La protesta attorno alla parte statunitense del tour di Ed Sheeran si allarga dopo l’esclusione di Macklemore, artista che apriva l’esibizione del cantautore irlandese: Macklemore ha assunto una posizione apertamente critica nei confronti della situazione a Gaza, sostenendo il concetto Palestina Libera.
Gli altri artisti di supporto ancora impegnati nella tournée hanno annunciato il ritiro: tra loro ci sono Finneas, fratello di Billie Eilish, il cantautore irlandese Aaron Rowe, la band danese Lukas Graham e il gruppo folk irlandese Beoga, che si esibiva ogni sera insieme al cantante britannico.
Le defezioni sono arrivate poche ore dopo che Sheeran ha preso pubblicamente le distanze dalla decisione di allontanare il rapper.
In un messaggio pubblicato su Instagram, il cantante ha precisato che Macklemore è stato escluso per scelta del promoter e non per una sua iniziativa.
Sheeran ha spiegato di non voler entrare in un confronto pubblico sulla guerra a Gaza e di non voler deludere i fan, la squadra tecnica e i musicisti che dipendono dal tour per il proprio lavoro.
Le dichiarazioni dal palco
La vicenda è iniziata il 4 settembre, quando Macklemore, nome d’arte di Benjamin Haggerty, si è esibito al MetLife Stadium in New Jersey.

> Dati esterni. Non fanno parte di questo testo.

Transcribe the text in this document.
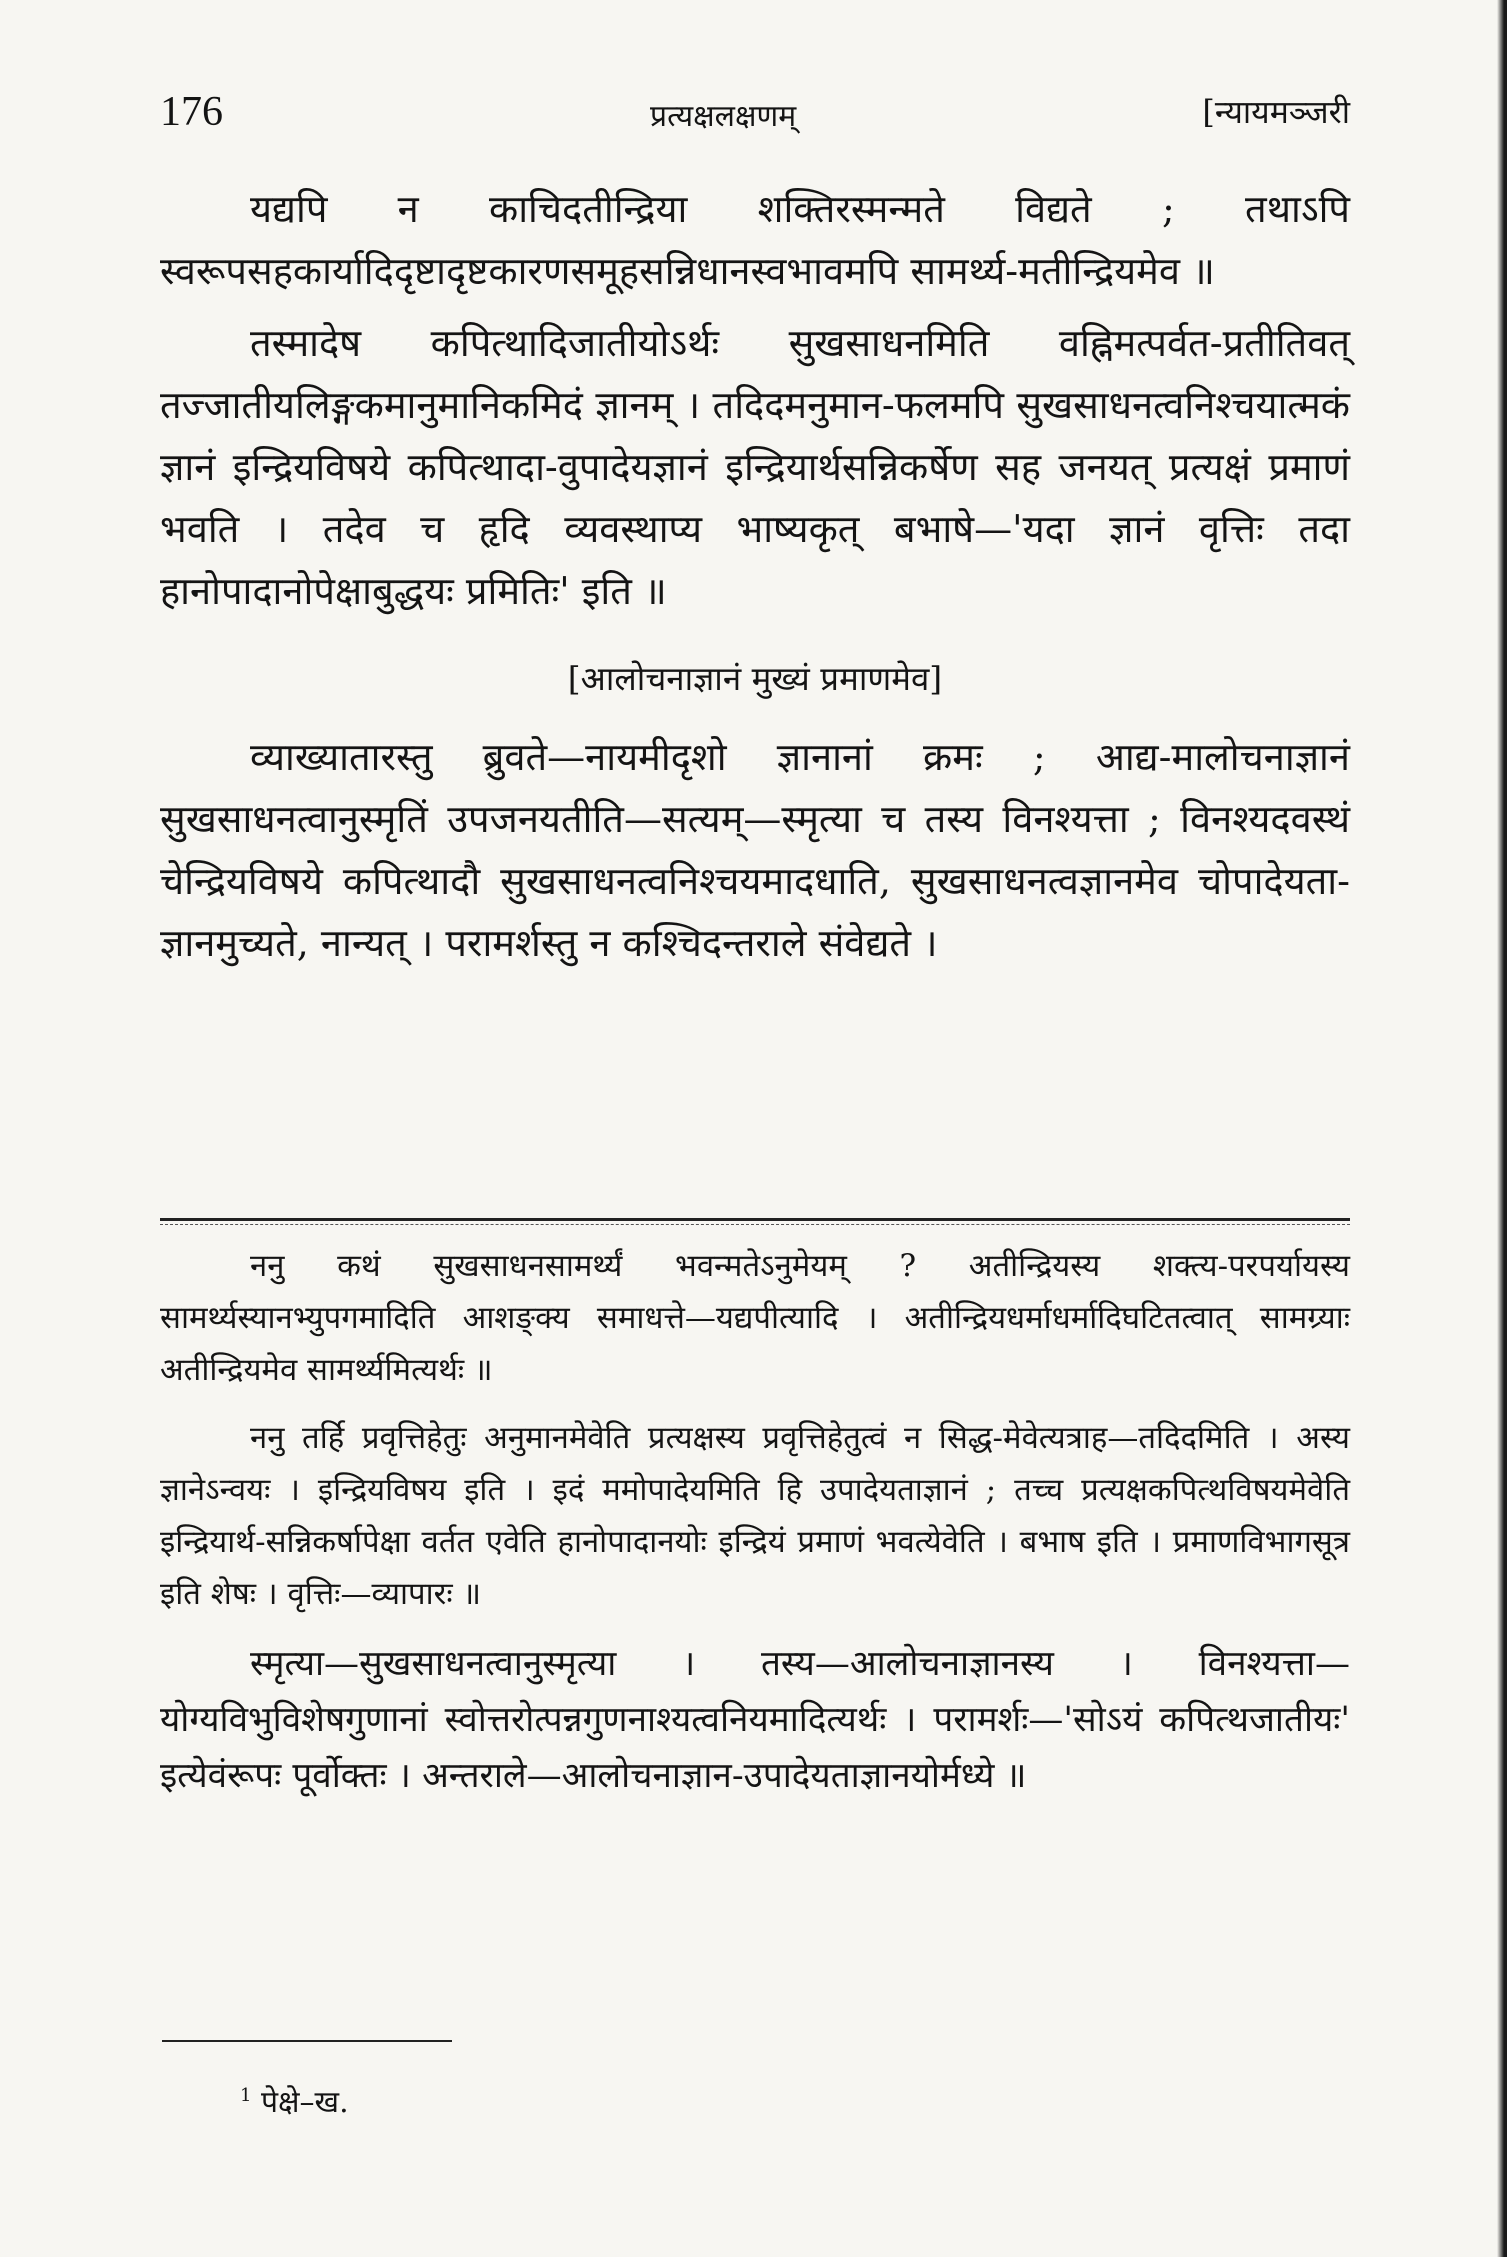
176	प्रत्यक्षलक्षणम्	[न्यायमञ्जरी

यद्यपि न काचिदतीन्द्रिया शक्तिरस्मन्मते विद्यते ; तथाऽपि स्वरूपसहकार्यादिदृष्टादृष्टकारणसमूहसन्निधानस्वभावमपि सामर्थ्य-मतीन्द्रियमेव ॥

तस्मादेष कपित्थादिजातीयोऽर्थः सुखसाधनमिति वह्निमत्पर्वत-प्रतीतिवत् तज्जातीयलिङ्गकमानुमानिकमिदं ज्ञानम् । तदिदमनुमान-फलमपि सुखसाधनत्वनिश्चयात्मकं ज्ञानं इन्द्रियविषये कपित्थादा-वुपादेयज्ञानं इन्द्रियार्थसन्निकर्षेण सह जनयत् प्रत्यक्षं प्रमाणं भवति । तदेव च हृदि व्यवस्थाप्य भाष्यकृत् बभाषे—'यदा ज्ञानं वृत्तिः तदा हानोपादानोपेक्षाबुद्धयः प्रमितिः' इति ॥

[आलोचनाज्ञानं मुख्यं प्रमाणमेव]

व्याख्यातारस्तु ब्रुवते—नायमीदृशो ज्ञानानां क्रमः ; आद्य-मालोचनाज्ञानं सुखसाधनत्वानुस्मृतिं उपजनयतीति—सत्यम्—स्मृत्या च तस्य विनश्यत्ता ; विनश्यदवस्थं चेन्द्रियविषये कपित्थादौ सुखसाधनत्वनिश्चयमादधाति, सुखसाधनत्वज्ञानमेव चोपादेयता-ज्ञानमुच्यते, नान्यत् । परामर्शस्तु न कश्चिदन्तराले संवेद्यते ।

ननु कथं सुखसाधनसामर्थ्यं भवन्मतेऽनुमेयम् ? अतीन्द्रियस्य शक्त्य-परपर्यायस्य सामर्थ्यस्यानभ्युपगमादिति आशङ्क्य समाधत्ते—यद्यपीत्यादि । अतीन्द्रियधर्माधर्मादिघटितत्वात् सामग्र्याः अतीन्द्रियमेव सामर्थ्यमित्यर्थः ॥

ननु तर्हि प्रवृत्तिहेतुः अनुमानमेवेति प्रत्यक्षस्य प्रवृत्तिहेतुत्वं न सिद्ध-मेवेत्यत्राह—तदिदमिति । अस्य ज्ञानेऽन्वयः । इन्द्रियविषय इति । इदं ममोपादेयमिति हि उपादेयताज्ञानं ; तच्च प्रत्यक्षकपित्थविषयमेवेति इन्द्रियार्थ-सन्निकर्षापेक्षा वर्तत एवेति हानोपादानयोः इन्द्रियं प्रमाणं भवत्येवेति । बभाष इति । प्रमाणविभागसूत्र इति शेषः । वृत्तिः—व्यापारः ॥

स्मृत्या—सुखसाधनत्वानुस्मृत्या । तस्य—आलोचनाज्ञानस्य । विनश्यत्ता—योग्यविभुविशेषगुणानां स्वोत्तरोत्पन्नगुणनाश्यत्वनियमादित्यर्थः । परामर्शः—'सोऽयं कपित्थजातीयः' इत्येवंरूपः पूर्वोक्तः । अन्तराले—आलोचनाज्ञान-उपादेयताज्ञानयोर्मध्ये ॥

$^1$ पेक्षे–ख.
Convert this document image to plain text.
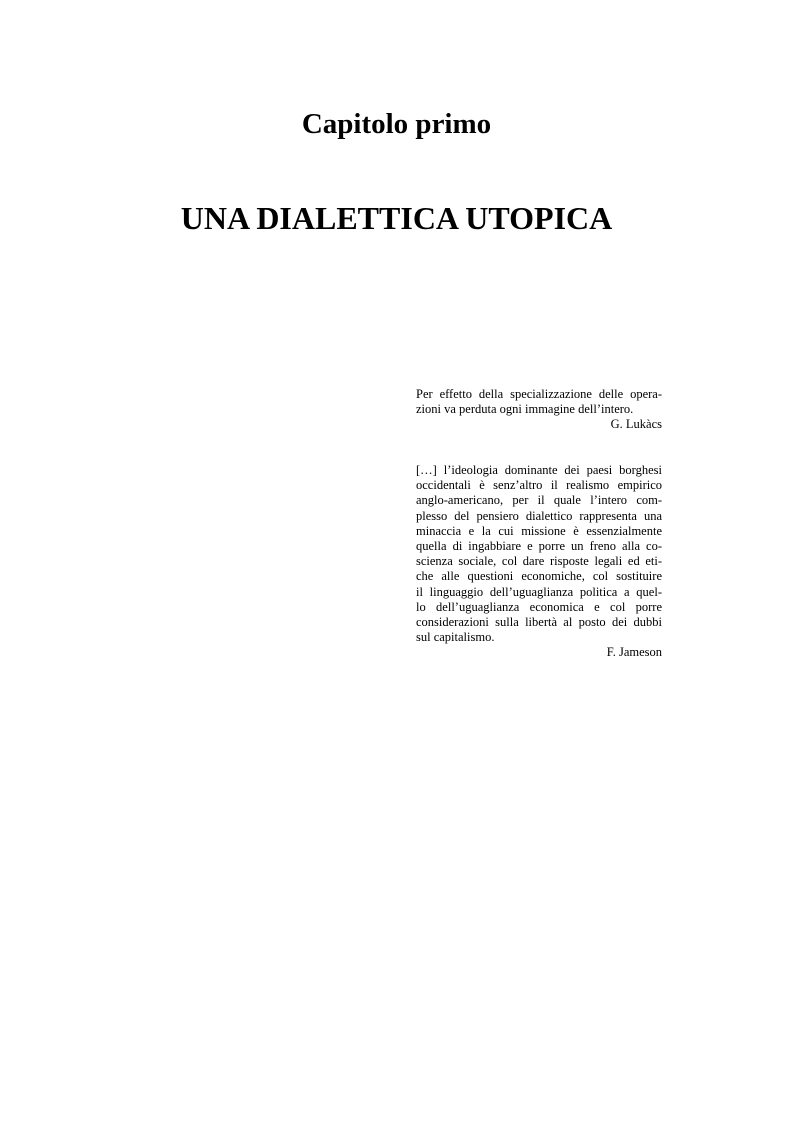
Capitolo primo
UNA DIALETTICA UTOPICA

Per effetto della specializzazione delle opera-
zioni va perduta ogni immagine dell’intero.

G. Lukàcs

[…] l’ideologia dominante dei paesi borghesi
occidentali è senz’altro il realismo empirico
anglo-americano, per il quale l’intero com-
plesso del pensiero dialettico rappresenta una
minaccia e la cui missione è essenzialmente
quella di ingabbiare e porre un freno alla co-
scienza sociale, col dare risposte legali ed eti-
che alle questioni economiche, col sostituire
il linguaggio dell’uguaglianza politica a quel-
lo dell’uguaglianza economica e col porre
considerazioni sulla libertà al posto dei dubbi
sul capitalismo.

F. Jameson
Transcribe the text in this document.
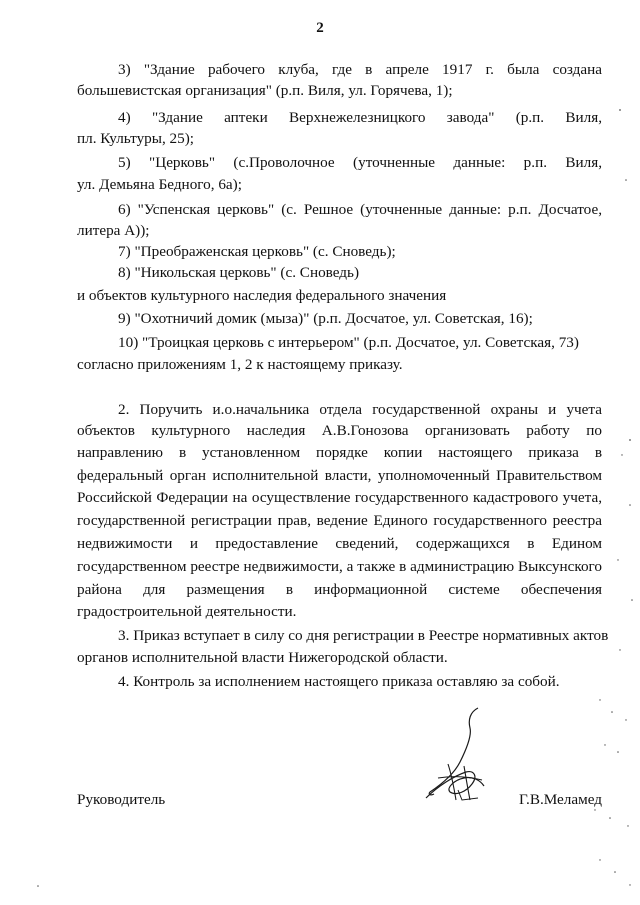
2
3) "Здание рабочего клуба, где в апреле 1917 г. была создана
большевистская организация" (р.п. Виля, ул. Горячева, 1);
4) "Здание аптеки Верхнежелезницкого завода" (р.п. Виля,
пл. Культуры, 25);
5) "Церковь" (с.Проволочное (уточненные данные: р.п. Виля,
ул. Демьяна Бедного, 6а);
6) "Успенская церковь" (с. Решное (уточненные данные: р.п. Досчатое,
литера А));
7) "Преображенская церковь" (с. Сноведь);
8) "Никольская церковь" (с. Сноведь)
и объектов культурного наследия федерального значения
9) "Охотничий домик (мыза)" (р.п. Досчатое, ул. Советская, 16);
10) "Троицкая церковь с интерьером" (р.п. Досчатое, ул. Советская, 73)
согласно приложениям 1, 2 к настоящему приказу.
2. Поручить и.о.начальника отдела государственной охраны и учета
объектов культурного наследия А.В.Гонозова организовать работу по
направлению в установленном порядке копии настоящего приказа в
федеральный орган исполнительной власти, уполномоченный Правительством
Российской Федерации на осуществление государственного кадастрового учета,
государственной регистрации прав, ведение Единого государственного реестра
недвижимости и предоставление сведений, содержащихся в Едином
государственном реестре недвижимости, а также в администрацию Выксунского
района для размещения в информационной системе обеспечения
градостроительной деятельности.
3. Приказ вступает в силу со дня регистрации в Реестре нормативных актов
органов исполнительной власти Нижегородской области.
4. Контроль за исполнением настоящего приказа оставляю за собой.
Руководитель	Г.В.Меламед
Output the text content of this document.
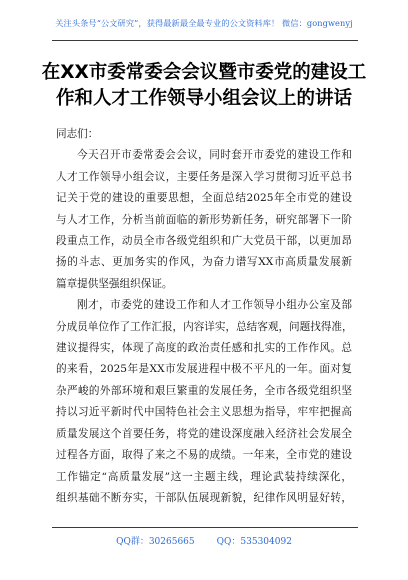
关注头条号“公文研究”，获得最新最全最专业的公文资料库！ 微信：gongwenyj
在XX市委常委会会议暨市委党的建设工
作和人才工作领导小组会议上的讲话

同志们：

今天召开市委常委会会议，同时套开市委党的建设工作和
人才工作领导小组会议，主要任务是深入学习贯彻习近平总书
记关于党的建设的重要思想，全面总结2025年全市党的建设
与人才工作，分析当前面临的新形势新任务，研究部署下一阶
段重点工作，动员全市各级党组织和广大党员干部，以更加昂
扬的斗志、更加务实的作风，为奋力谱写XX市高质量发展新
篇章提供坚强组织保证。

刚才，市委党的建设工作和人才工作领导小组办公室及部
分成员单位作了工作汇报，内容详实，总结客观，问题找得准，
建议提得实，体现了高度的政治责任感和扎实的工作作风。总
的来看，2025年是XX市发展进程中极不平凡的一年。面对复
杂严峻的外部环境和艰巨繁重的发展任务，全市各级党组织坚
持以习近平新时代中国特色社会主义思想为指导，牢牢把握高
质量发展这个首要任务，将党的建设深度融入经济社会发展全
过程各方面，取得了来之不易的成绩。一年来，全市党的建设
工作锚定“高质量发展”这一主题主线，理论武装持续深化，
组织基础不断夯实，干部队伍展现新貌，纪律作风明显好转，

QQ群：30265665 QQ：535304092
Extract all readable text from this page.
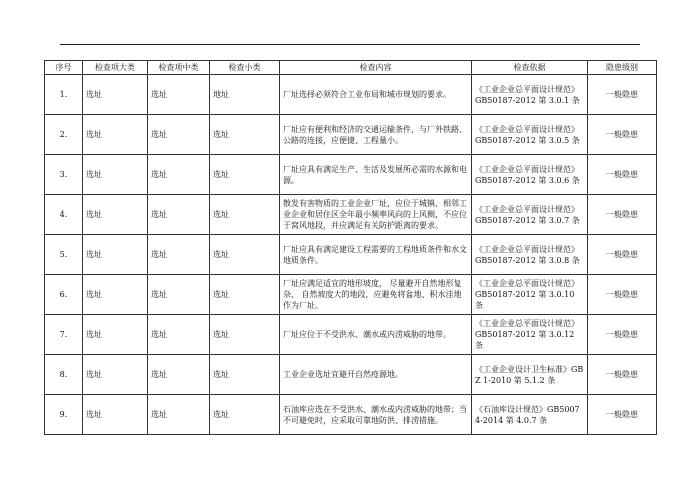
序号	检查项大类	检查项中类	检查小类	检查内容	检查依据	隐患级别
1.	选址	选址	地址	厂址选择必须符合工业布局和城市规划的要求。	《工业企业总平面设计规范》GB50187-2012 第 3.0.1 条	一般隐患
2.	选址	选址	选址	厂址应有便利和经济的交通运输条件，与厂外铁路、公路的连接，应便捷、工程量小。	《工业企业总平面设计规范》GB50187-2012 第 3.0.5 条	一般隐患
3.	选址	选址	选址	厂址应具有满足生产、生活及发展所必需的水源和电源。	《工业企业总平面设计规范》GB50187-2012 第 3.0.6 条	一般隐患
4.	选址	选址	选址	散发有害物质的工业企业厂址，应位于城镇、相邻工业企业和居住区全年最小频率风向的上风侧，不应位于窝风地段，并应满足有关防护距离的要求。	《工业企业总平面设计规范》GB50187-2012 第 3.0.7 条	一般隐患
5.	选址	选址	选址	厂址应具有满足建设工程需要的工程地质条件和水文地质条件。	《工业企业总平面设计规范》GB50187-2012 第 3.0.8 条	一般隐患
6.	选址	选址	选址	厂址应满足适宜的地形坡度， 尽量避开自然地形复杂、 自然坡度大的地段，应避免将盆地、积水洼地作为厂址。	《工业企业总平面设计规范》GB50187-2012 第 3.0.10 条	一般隐患
7.	选址	选址	选址	厂址应位于不受洪水、潮水或内涝威胁的地带。	《工业企业总平面设计规范》GB50187-2012 第 3.0.12 条	一般隐患
8.	选址	选址	选址	工业企业选址宜避开自然疫源地。	《工业企业设计卫生标准》GBZ 1-2010 第 5.1.2 条	一般隐患
9.	选址	选址	选址	石油库应选在不受洪水、潮水或内涝威胁的地带；当不可避免时，应采取可靠地防洪、排涝措施。	《石油库设计规范》GB50074-2014 第 4.0.7 条	一般隐患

Durante il concerto ha pronunciato un appello per una Palestina libera e ha cantato Hind’s Hall, brano dedicato alle proteste filo-palestinesi degli studenti della Columbia University. Sul palco sono state inoltre proiettate immagini della devastazione nella Striscia di Gaza.
Le parole del rapper hanno provocato reazioni immediate. L’Israeli American Council ha promosso una petizione per chiederne l’esclusione dal tour, mentre il gruppo StopAntisemitism lo ha accusato di avere usato il concerto per diffondere propaganda. La stessa accusa è stata rilanciata sui social dalla cantante Pink. Il giorno successivo Macklemore è tornato a esibirsi e si è rivolto anche agli spettatori ebrei, sostenendo che criticare il governo israeliano, parlare di apartheid e denunciare un presunto genocidio non equivalga a rivolgere attacchi contro gli ebrei.
Dopo alcuni giorni di polemiche, il rapper ha comunicato di essere stato escluso dalla formazione della tournée. Macklemore ha collegato la decisione anche alla pressione di Robert Kraft, proprietario del Gillette Stadium in Massachusetts, che aveva dichiarato di non voler concedere il proprio impianto a quello che ha definito incitamento all’odio. Il promoter Messina Touring Group ha riferito a Rolling Stone che alcuni luoghi interessati non intendevano consentire l’esibizione del musicista. Secondo la società, il rischio era la cancellazione dell’intero tour, con il coinvolgimento di centinaia di migliaia di spettatori.
Le posizioni degli artisti
Sheeran ha definito una tragedia umana la sofferenza provocata dal conflitto tra israeliani e palestinesi, ma ha ribadito di preferire concerti non utilizzati per affrontare pubblicamente questioni politiche. Ha detto di avere opinioni personali sulla guerra e di sostenere cause umanitarie anche in forma privata, precisando di voler mantenere gli spettacoli come spazi accessibili a persone di ogni provenienza, compresi giovani e bambini. Il cantante ha inoltre affermato di rispettare la libertà di Macklemore di esprimere le proprie convinzioni e ha ricordato che anche il rapper poteva scegliere autonomamente la scaletta.
La spiegazione non ha fermato gli altri ritiri. Finneas ha sostenuto che gli artisti non dovrebbero essere messi a tacere quando prendono posizione a favore degli oppressi. Lukas Graham ha difeso la possibilità di parlare della guerra, dei civili uccisi e dei bambini coinvolti, mentre i Beoga hanno dichiarato di non voler suonare in luoghi dove, a loro giudizio, venga silenziato chi sostiene una Palestina libera. Aaron Rowe ha detto di non avere preso alla leggera la decisione, ricordando il rapporto personale con Sheeran e l’importanza che l’esperienza nel tour ha avuto per la sua carriera.
Macklemore ha espresso comprensione per la posizione del cantante britannico, ma ha criticato la sua scelta di mantenere una neutralità pubblica. Secondo il rapper, prendere posizione può avere conseguenze economiche e professionali, ma non esisterebbe una posizione neutrale tra oppressori e oppressi. Dopo due concerti con la tournée, ha comunque definito positiva l’esperienza, sostenendo che l’attenzione riportata sulla questione palestinese avrebbe reso il tour il più significativo della sua carriera.